L’articolo 7 regola la formazione continua permanente con la finalità di garantire qualità ed efficienza della prestazione professionale e sviluppo della professione, anche a tutela degli interessi degli utenti e della collettività cui è rivolto il servizio professionale. E’ quindi sancito, per il singolo professionista, l’obbligo di formazione mediante un continuo e costante aggiornamento della propria competenza professionale. La violazione dell’obbligo è previsto che abbia rilievo disciplinare.
I corsi di formazione possono essere organizzati dagli ordini o dai collegi, nonché da associazioni o enti autorizzati dai consigli nazionali degli ordini o collegi con intervento ministro vigilante, nel procedimento deliberativo consiliare, volto a vincolare gli ordini o collegi anche nel senso dell’accoglimento dell’autorizzazione che si intenda negare. E’ quindi specificamente previsto, con evidente finalità di tutela verso comportamenti anticoncorrenziali da parte degli organi dotati di potere autorizzatorio, che i consigli nazionali trasmettano motivata proposta di delibera, anche di diniego dell’autorizzazione, al ministro vigilante al fine di assumere un parere vincolante sul punto e, quindi, eventualmente inducendo al rilascio di una autorizzazione che si intende negare.
Ad un regolamento, emanato dai consigli nazionali degli ordini o collegi, previo parere favorevole del ministro vigilante, è rimessa: a) la determinazione delle modalità e condizioni per l’assolvimento dell’obbligodi aggiornamento da parte degli iscritti; b) la individuazione dei requisiti minimi dei corsi di aggiornamento; c) la fissazione del valore del credito formativo professionale, quale unità di misura della formazione continua (anche per tale regolamento, parallelamente a quanto previsto per i corsi di formazione nel tirocinio, si è ritenuto di mantenere un intervento del ministro vigilante nell’iter di adozione del regolamento, con evidente finalità di tutela della libera concorrenza).
In sede di parere parlamentare, si è rilevata l’opportunità di integrare la disposizione del comma 3, sulla possibilità di stipulare convenzioni tra consigli nazionali degli ordini e università, prevedendo che l’attività di gestione e organizzazione dell’aggiornamento professionale possa avvenire anche a cura degli ordini o collegi territoriali e dei sindacati di categoria delle professioni regolamentate, anche in cooperazione o convenzione con altri soggetti. Invero, la norma richiamata del comma 3 non esclude la possibilità che i corsi per la formazione continua siano organizzati anche a cura degli ordini o collegi territoriali, e dei sindacati di categoria delle professioni regolamentate, cosicché non si rinvengono ragioni per una modificazione del testo sul punto.
Ad apposite convenzioni tra consigli nazionali competenti e università è rimessa la determinazione delle regole comuni di riconoscimento reciproco dei crediti formativi (professionali ed universitari). Parimenti è regolato il riconoscimento reciproco tra diversi ordini o collegi professionali (crediti interprofessionali).

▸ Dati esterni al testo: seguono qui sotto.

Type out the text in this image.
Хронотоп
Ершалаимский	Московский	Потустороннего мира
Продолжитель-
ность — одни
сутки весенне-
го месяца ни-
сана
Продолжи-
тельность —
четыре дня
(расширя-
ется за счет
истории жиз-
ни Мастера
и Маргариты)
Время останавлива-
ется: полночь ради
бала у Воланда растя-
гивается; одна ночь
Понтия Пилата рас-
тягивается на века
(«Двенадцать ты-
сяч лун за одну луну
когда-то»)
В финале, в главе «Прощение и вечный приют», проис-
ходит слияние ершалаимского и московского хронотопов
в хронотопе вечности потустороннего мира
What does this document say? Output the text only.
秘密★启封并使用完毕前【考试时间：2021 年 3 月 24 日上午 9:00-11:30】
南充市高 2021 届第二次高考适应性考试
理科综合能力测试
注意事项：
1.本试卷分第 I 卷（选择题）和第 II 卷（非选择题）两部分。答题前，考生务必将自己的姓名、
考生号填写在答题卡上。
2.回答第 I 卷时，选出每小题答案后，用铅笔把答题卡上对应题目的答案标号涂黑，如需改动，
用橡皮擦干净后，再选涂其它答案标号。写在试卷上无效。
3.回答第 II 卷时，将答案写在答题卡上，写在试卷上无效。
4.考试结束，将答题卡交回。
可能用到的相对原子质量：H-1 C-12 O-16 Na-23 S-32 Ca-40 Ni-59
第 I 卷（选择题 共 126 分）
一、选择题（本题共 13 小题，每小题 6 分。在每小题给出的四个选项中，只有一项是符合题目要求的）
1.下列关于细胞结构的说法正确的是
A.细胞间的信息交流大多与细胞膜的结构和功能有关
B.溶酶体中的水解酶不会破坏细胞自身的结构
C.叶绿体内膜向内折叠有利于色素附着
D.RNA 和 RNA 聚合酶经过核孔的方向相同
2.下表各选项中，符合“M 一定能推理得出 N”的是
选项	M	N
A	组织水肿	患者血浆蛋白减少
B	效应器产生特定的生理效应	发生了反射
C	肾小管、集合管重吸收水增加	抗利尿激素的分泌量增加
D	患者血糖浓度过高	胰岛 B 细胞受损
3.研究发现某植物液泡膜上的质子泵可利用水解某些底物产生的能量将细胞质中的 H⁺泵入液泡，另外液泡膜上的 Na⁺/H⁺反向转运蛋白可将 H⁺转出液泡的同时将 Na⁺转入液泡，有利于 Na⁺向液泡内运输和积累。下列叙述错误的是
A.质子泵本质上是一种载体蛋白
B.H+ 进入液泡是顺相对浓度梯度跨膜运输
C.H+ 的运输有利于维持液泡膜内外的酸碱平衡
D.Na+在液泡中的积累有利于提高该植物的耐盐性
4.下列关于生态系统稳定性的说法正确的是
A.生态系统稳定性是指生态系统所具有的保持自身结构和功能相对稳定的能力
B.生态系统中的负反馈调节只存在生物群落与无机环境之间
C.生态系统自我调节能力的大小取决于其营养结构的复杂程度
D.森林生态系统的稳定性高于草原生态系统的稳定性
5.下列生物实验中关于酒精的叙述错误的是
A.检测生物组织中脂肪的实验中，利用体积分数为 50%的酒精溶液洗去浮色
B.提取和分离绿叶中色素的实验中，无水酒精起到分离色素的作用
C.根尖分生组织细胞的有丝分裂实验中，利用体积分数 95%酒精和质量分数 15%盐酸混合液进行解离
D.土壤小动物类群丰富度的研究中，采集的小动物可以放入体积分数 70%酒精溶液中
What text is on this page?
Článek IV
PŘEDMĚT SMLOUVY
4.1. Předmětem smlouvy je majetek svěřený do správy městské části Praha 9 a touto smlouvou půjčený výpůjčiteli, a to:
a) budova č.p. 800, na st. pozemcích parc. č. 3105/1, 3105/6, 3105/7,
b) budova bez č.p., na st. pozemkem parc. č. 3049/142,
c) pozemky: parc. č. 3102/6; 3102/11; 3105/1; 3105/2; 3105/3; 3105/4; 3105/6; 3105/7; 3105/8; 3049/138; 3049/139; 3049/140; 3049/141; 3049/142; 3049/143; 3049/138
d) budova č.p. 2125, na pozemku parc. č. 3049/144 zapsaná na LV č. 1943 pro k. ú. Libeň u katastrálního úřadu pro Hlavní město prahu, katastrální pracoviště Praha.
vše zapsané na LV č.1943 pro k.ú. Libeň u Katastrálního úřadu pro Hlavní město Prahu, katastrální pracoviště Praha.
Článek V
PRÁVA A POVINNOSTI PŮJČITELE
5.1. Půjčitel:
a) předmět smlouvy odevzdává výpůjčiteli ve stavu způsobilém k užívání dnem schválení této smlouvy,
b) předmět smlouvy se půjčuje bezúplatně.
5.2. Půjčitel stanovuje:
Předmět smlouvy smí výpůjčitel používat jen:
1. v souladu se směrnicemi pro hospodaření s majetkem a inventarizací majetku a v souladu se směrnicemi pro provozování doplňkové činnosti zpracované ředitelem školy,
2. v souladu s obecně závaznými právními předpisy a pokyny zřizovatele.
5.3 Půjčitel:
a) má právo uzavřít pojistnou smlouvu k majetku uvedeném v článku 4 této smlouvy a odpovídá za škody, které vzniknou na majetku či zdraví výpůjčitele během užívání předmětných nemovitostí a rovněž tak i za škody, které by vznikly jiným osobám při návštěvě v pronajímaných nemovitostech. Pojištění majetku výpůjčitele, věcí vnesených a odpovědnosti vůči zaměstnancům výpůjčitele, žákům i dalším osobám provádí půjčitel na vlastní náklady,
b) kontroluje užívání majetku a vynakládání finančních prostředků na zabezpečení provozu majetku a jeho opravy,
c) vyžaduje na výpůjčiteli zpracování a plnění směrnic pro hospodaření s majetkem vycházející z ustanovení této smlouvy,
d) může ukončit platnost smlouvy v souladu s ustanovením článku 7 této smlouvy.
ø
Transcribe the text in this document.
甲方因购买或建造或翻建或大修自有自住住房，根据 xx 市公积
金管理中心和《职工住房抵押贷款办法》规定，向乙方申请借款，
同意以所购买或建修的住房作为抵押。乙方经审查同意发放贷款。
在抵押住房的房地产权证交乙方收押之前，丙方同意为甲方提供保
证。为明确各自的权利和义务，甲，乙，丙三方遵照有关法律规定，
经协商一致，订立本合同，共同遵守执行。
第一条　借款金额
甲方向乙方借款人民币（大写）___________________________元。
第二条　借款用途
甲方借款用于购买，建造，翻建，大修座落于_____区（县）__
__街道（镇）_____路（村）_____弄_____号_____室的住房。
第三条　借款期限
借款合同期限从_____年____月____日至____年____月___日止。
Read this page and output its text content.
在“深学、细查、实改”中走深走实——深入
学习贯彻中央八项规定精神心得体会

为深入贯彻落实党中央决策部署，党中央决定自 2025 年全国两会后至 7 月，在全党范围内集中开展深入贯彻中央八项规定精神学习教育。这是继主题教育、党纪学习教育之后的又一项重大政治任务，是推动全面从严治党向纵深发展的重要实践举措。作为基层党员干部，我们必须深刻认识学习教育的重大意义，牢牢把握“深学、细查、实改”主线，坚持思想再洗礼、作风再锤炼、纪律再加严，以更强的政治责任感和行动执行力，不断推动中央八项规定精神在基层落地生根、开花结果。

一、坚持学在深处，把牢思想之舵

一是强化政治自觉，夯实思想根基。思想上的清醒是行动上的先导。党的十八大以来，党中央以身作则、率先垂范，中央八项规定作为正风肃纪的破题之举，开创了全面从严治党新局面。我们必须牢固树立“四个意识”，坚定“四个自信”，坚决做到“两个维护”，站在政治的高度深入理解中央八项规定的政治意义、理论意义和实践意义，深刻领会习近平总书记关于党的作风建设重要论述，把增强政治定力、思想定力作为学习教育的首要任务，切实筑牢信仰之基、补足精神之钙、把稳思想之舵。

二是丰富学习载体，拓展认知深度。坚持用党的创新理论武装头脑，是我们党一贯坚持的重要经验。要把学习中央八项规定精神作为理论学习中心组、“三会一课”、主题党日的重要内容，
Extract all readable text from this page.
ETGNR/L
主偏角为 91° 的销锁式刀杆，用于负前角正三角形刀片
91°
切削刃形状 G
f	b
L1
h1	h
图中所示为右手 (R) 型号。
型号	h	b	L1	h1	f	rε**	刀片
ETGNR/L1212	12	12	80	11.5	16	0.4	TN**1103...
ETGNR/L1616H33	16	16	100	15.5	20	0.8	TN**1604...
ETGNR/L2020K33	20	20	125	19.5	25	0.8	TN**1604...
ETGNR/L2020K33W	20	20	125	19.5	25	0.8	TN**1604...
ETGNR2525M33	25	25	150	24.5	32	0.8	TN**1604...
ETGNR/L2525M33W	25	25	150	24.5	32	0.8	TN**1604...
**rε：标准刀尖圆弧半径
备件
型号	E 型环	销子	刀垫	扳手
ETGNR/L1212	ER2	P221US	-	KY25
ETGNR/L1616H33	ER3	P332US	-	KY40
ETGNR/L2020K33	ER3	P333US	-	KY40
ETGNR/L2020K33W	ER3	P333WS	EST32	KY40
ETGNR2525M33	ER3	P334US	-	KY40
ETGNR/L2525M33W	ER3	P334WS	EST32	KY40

E’ riconosciuta la competenza regionale per la disciplina dell’attribuzione di fondi per l’organizzazione di scuole, corsi ed eventi di formazione professionale. La norma, diversamente da quanto ritenuto in sede diCommissioni parlamentari, che prospettano un profilo di illegittimità costituzionale per violazione dell’articolo 117, comma 6, della Costituzione, si limita a ribadire che le Regioni (che hanno potestà concorrente in materia di professioni) possono prevedere l’attribuzione di fondi per i corsi di formazione.
La norma sull’incompatibilità nell’esercizio dell’attività professionale, contenuta nell’articolo 8 dello schema di regolamento approvato in sede preliminare, ancorché meramente confermativa di principicontenuti nella norma primaria, è stata ritenuta estranea, per materia, alla delega, dalle Commissioni parlamentari, ed è adesivamente stata espunta dall’articolato.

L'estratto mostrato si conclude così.